Convertir les flottes
Restera aux compagnies aériennes à convertir leur flotte. Une perspective délicate compte tenu de leur situation financière actuelle. Mais Ben Smith, le directeur général d'Air France-KLM, y travaille déjà, de même qu'il réfléchit au coût pour les voyageurs. La technologie, couplée aux biocarburants, alourdira fatalement le prix. Reste à savoir comment l'absorber, par des économies de carburants certes, avec des avions neufs moins consommateurs, mais aussi sur l'ensemble de l'écosystème, voire sur le prix des billets.
Jusqu'où pourront aller les compagnies aériennes ? En tout cas, Ben Smith ne souhaite pas, comme d'autres le préconisent, qu'un prix plancher soit imposé sur les billets, afin de limiter les activités des compagnies low cost. « Au contraire, la concurrence nous fera progresser », dit-il. Concurrence entre compagnies, mais aussi entre pays. A cet égard, les panélistes se souviennent d'un projet de taxe carbone européenne, abandonnée en 2012, notamment sous la pression américaine. « Il faut au moins une taxe dans l'espace européen », insiste cependant Patrick Pouyanné.

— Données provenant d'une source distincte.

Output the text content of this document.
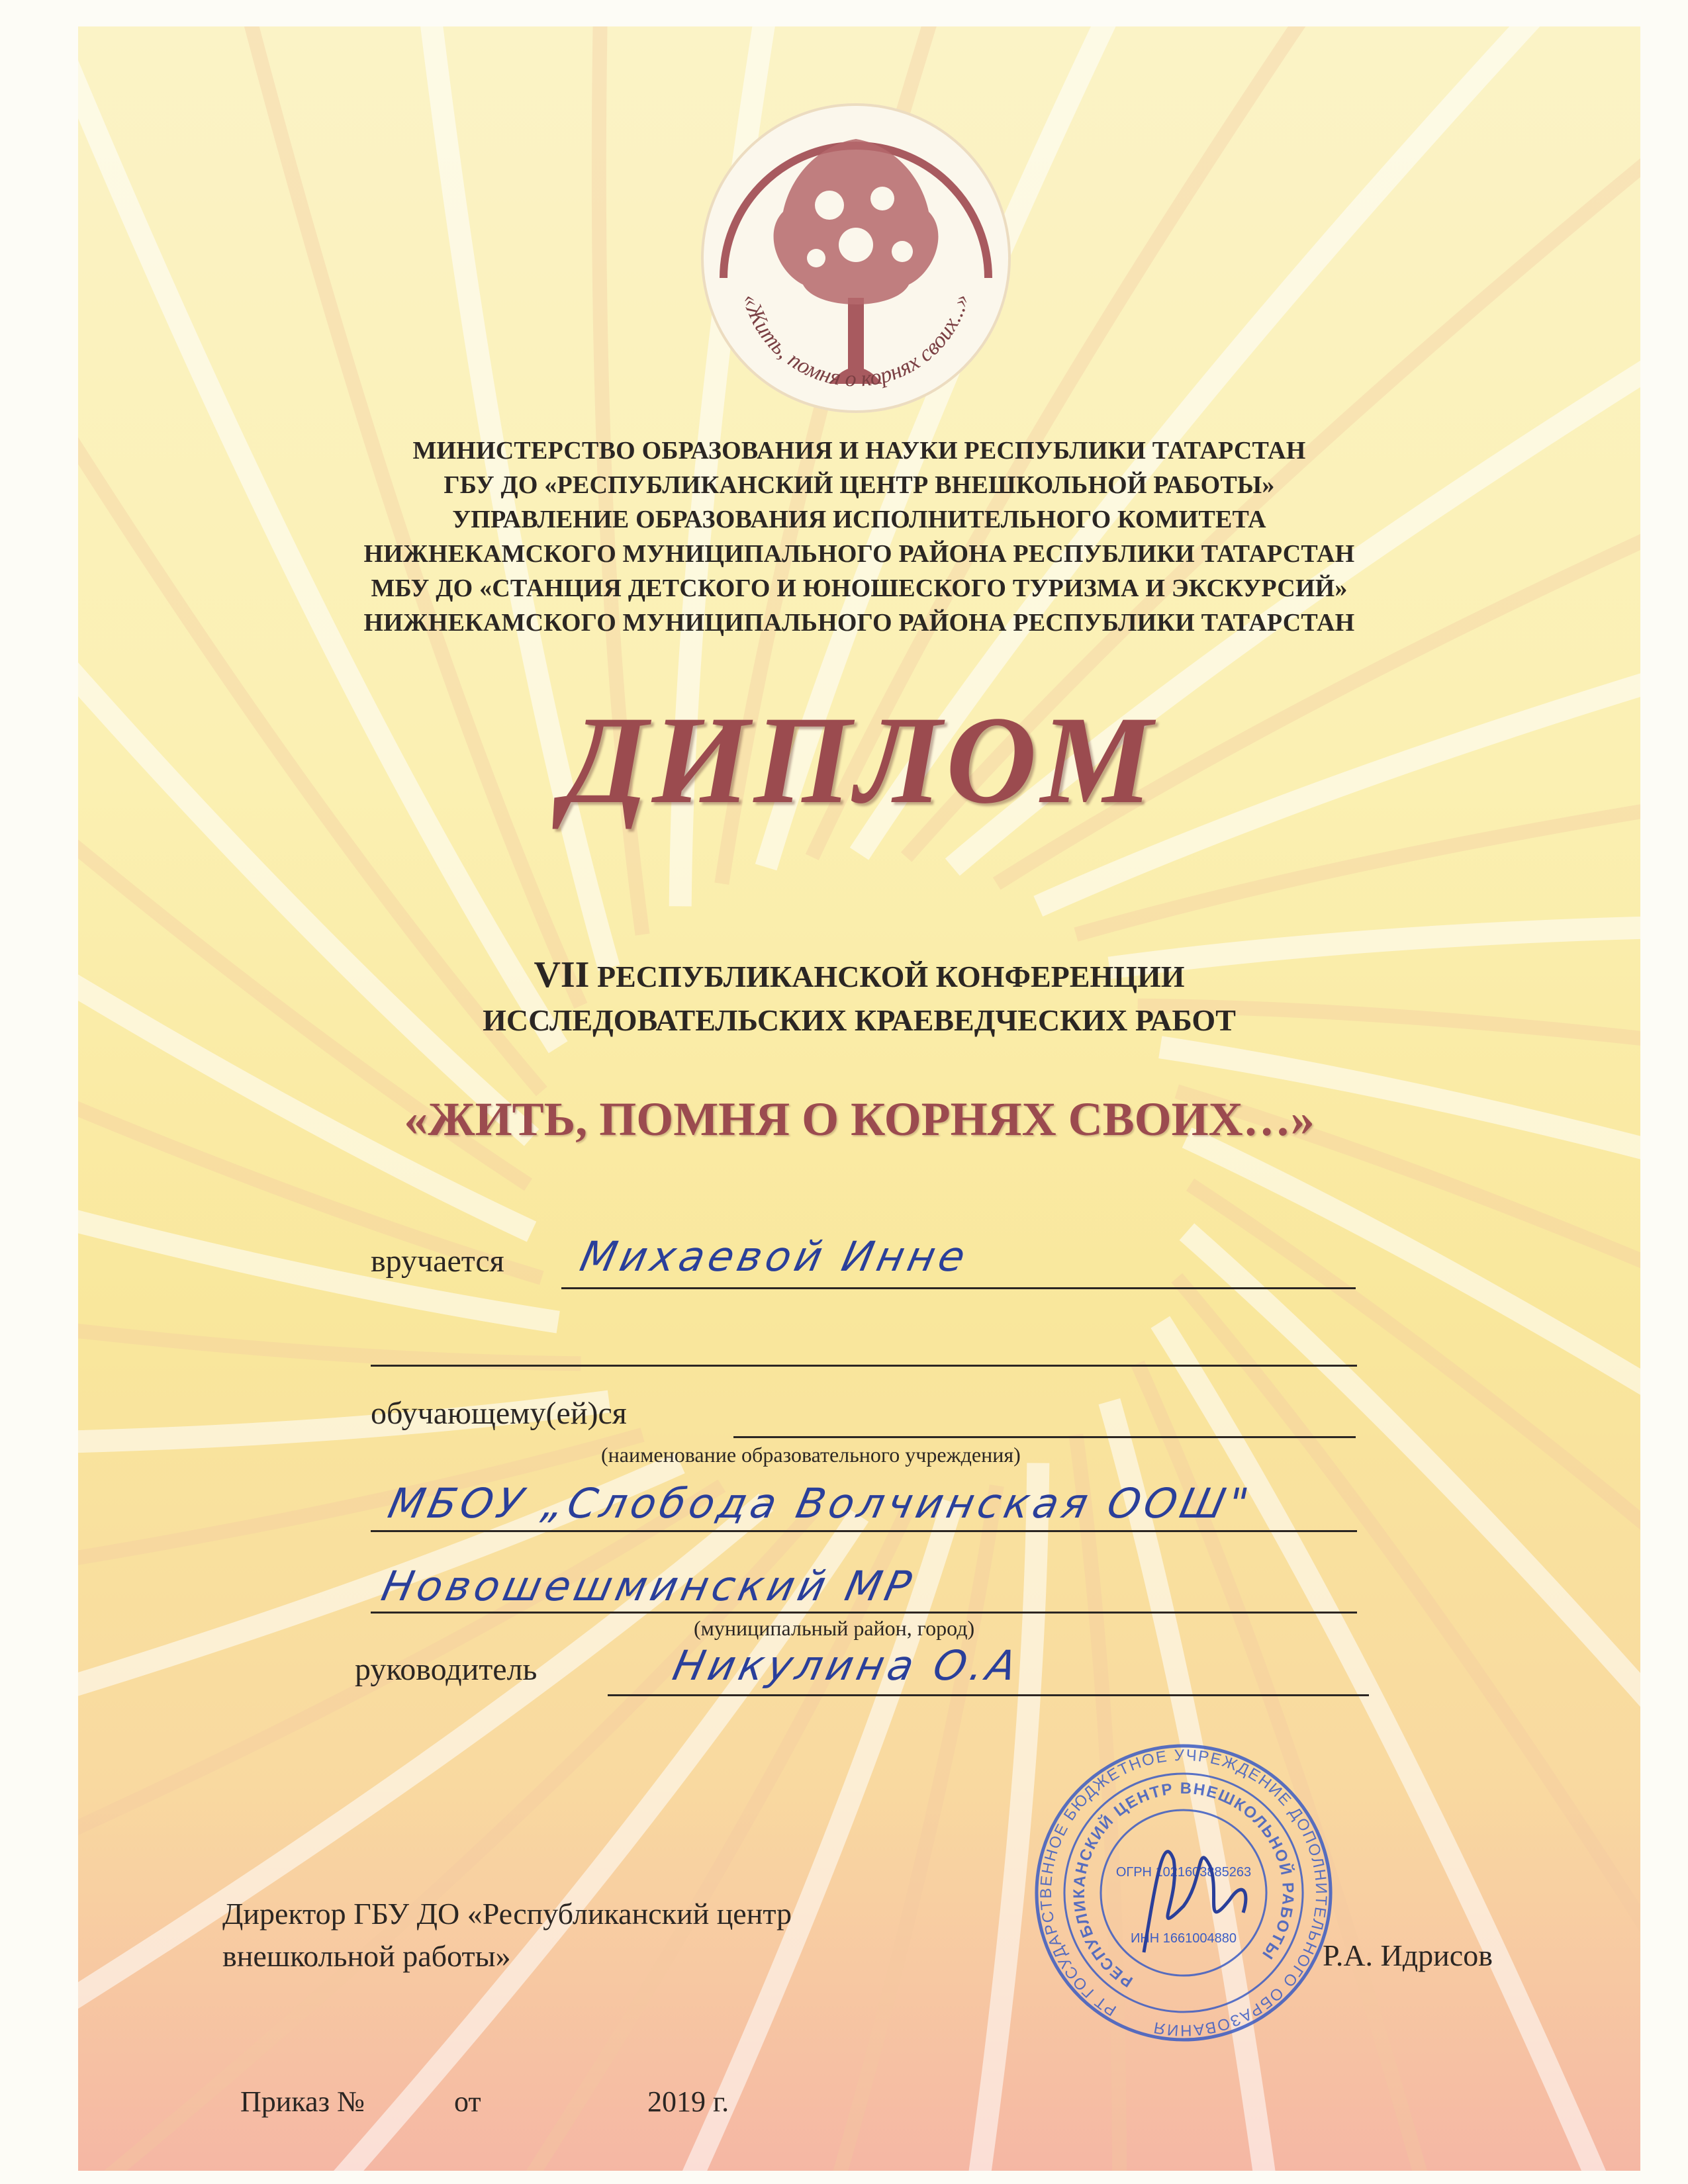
«Жить, помня о корнях своих...»
МИНИСТЕРСТВО ОБРАЗОВАНИЯ И НАУКИ РЕСПУБЛИКИ ТАТАРСТАН
ГБУ ДО «РЕСПУБЛИКАНСКИЙ ЦЕНТР ВНЕШКОЛЬНОЙ РАБОТЫ»
УПРАВЛЕНИЕ ОБРАЗОВАНИЯ ИСПОЛНИТЕЛЬНОГО КОМИТЕТА
НИЖНЕКАМСКОГО МУНИЦИПАЛЬНОГО РАЙОНА РЕСПУБЛИКИ ТАТАРСТАН
МБУ ДО «СТАНЦИЯ ДЕТСКОГО И ЮНОШЕСКОГО ТУРИЗМА И ЭКСКУРСИЙ»
НИЖНЕКАМСКОГО МУНИЦИПАЛЬНОГО РАЙОНА РЕСПУБЛИКИ ТАТАРСТАН
ДИПЛОМ
VII РЕСПУБЛИКАНСКОЙ КОНФЕРЕНЦИИ
ИССЛЕДОВАТЕЛЬСКИХ КРАЕВЕДЧЕСКИХ РАБОТ
«ЖИТЬ, ПОМНЯ О КОРНЯХ СВОИХ…»
вручается Михаевой Инне
обучающему(ей)ся
(наименование образовательного учреждения)
МБОУ „Слобода Волчинская ООШ"
Новошешминский МР
(муниципальный район, город)
руководитель	Никулина О.А
РТ ГОСУДАРСТВЕННОЕ БЮДЖЕТНОЕ УЧРЕЖДЕНИЕ ДОПОЛНИТЕЛЬНОГО ОБРАЗОВАНИЯ
РЕСПУБЛИКАНСКИЙ ЦЕНТР ВНЕШКОЛЬНОЙ РАБОТЫ
ОГРН 1021603885263
ИНН 1661004880
Директор ГБУ ДО «Республиканский центр
внешкольной работы»	Р.А. Идрисов
Приказ №	от	2019 г.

Et au-delà de créer un « level playing field » dans l'Union, les acteurs du secteur aérien estiment que c'est uniquement en faisant bloc, ensemble, qu'ils relèveront les défis climatiques, chacun faisant sa part. Et c'est vrai également pour les aéroports, eux aussi engagés dans la réduction des émissions de Co2, et qui pourront se doter, comme l'envisage Augustin de Romanet, PDG du Groupe Aéroports de Paris, aussi bien de nouveaux modes de traction des avions sur le tarmac que de capacités de stockage d'hydrogène. Car il faut se préparer à l'arrivée de ruptures technologiques : Airbus y travaille avec plusieurs projets d'avions à hydrogène dit ZEROe qui pourraient bien révolutionner la forme des avions et réconcilier transport aérien et écologie. A condition de développer une filière d'hydrogène vert... Bref, pour l'aviation, qui n'a cessé d'innover en un siècle et quelque, c'est à une transition complète qu'il faut s'atteler pour que l'avion continue de jouer son rôle, celui de connecter les cultures et les économies du monde. Au prix le plus bas possible.